Upon her return to Belgium she started up her own theatre company. "I was really living the dream," Paula recognises, adding, "People often think that if you choose to live in theatre, you know, 'poor you, do you have enough money to eat?' But it was really going well," she says.

Transferable skills

Paula has also worked with refugees, prisoners, children and people living with dementia and says that even if people don't speak the same language, emotions can be expressed in the same ways and body language can still be used to bring those emotions out.

In fact she also got into coaching - teaching professionals in the corporate world the importance of body language - a skill she had learned and developed as an actress and acting teacher that she was able to pass on to business leaders.

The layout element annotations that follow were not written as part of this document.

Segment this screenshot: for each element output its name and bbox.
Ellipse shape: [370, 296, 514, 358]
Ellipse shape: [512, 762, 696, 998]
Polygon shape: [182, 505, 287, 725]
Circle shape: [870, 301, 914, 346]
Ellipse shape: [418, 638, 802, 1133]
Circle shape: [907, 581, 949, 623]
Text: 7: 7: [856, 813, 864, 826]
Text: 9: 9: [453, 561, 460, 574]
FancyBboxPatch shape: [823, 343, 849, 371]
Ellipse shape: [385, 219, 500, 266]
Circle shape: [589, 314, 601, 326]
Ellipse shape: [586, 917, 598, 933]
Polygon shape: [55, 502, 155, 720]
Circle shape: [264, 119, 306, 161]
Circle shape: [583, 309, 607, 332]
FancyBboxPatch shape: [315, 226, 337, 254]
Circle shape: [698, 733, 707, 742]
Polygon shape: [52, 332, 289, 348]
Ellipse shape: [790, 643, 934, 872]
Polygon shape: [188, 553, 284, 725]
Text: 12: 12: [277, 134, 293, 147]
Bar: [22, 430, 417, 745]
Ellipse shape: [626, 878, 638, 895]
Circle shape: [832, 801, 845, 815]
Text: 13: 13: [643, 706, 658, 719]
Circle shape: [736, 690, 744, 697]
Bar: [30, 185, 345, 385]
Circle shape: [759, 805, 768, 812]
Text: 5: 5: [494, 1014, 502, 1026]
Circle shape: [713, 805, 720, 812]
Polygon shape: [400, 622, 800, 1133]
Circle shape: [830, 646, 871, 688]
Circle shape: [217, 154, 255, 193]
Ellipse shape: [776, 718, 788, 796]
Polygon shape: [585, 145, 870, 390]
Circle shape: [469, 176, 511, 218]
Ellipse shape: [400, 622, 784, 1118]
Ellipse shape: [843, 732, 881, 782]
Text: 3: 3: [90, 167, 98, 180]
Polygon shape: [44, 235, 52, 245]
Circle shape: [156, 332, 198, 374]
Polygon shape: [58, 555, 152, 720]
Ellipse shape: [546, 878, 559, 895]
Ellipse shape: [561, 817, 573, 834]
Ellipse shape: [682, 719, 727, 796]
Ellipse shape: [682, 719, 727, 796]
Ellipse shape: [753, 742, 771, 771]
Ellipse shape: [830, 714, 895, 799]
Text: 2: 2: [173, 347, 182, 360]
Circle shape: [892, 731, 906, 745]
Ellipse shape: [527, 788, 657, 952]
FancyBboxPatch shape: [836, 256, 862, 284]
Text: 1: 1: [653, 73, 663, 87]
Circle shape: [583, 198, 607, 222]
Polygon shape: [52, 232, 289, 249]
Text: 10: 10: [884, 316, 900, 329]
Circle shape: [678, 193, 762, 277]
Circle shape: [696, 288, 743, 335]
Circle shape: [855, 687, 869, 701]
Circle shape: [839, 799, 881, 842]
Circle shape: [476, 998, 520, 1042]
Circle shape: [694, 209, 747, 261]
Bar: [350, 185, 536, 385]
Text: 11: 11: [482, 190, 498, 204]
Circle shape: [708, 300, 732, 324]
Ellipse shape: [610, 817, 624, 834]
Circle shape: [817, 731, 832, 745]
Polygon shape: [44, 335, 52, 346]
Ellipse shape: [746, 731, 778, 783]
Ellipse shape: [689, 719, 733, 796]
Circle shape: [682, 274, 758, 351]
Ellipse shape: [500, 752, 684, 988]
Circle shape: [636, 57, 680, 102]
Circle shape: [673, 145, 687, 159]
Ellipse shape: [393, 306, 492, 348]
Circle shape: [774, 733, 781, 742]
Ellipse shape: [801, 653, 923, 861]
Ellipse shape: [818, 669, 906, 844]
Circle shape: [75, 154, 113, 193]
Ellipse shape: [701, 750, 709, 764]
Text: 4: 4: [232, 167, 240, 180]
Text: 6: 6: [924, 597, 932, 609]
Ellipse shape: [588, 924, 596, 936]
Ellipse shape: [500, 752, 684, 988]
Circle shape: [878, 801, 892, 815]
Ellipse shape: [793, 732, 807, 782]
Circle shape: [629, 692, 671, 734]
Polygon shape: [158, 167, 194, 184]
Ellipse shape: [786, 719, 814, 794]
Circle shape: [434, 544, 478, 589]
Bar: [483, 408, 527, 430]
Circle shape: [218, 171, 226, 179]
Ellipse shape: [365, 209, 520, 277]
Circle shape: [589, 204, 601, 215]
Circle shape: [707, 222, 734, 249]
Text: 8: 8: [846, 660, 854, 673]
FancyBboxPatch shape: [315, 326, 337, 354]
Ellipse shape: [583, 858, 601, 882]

But then Covid hit, plans to take a play she had just directed in South Africa to London fell through and, in fact, as two weeks of lockdown turned into two months she couldn't see herself ever returning to her old job. However, Paula says "I am really, really happy". Of her previous life she says, "I've had it, I've done it. I'm 58, I don't want to travel the world with work anymore. I have my husband and Cómpeta."

Paula, who appeared in the town hall's recent international video as part of the Ferrero Rocher Christmas lights campaign, says that she loves how the community "organises integration very well. They organise a lot of things for Spanish people, it's a very lively community and foreigners blend in."

And that is exactly what Paula has done. She even decided the best way to improve her Spanish was to set up a Spanish-language theatre group. For two years she has run a theatre festival in her garden and the Dutch-language group is putting on a performance for Christmas.

Along with an 'intercambio' that she also runs from the studio she rented and the body language coaching, Paula is busier than ever: "I had to give up the other groups. I don't have time," she laughs, adding: "We are not leaving- we're staying – oh yes."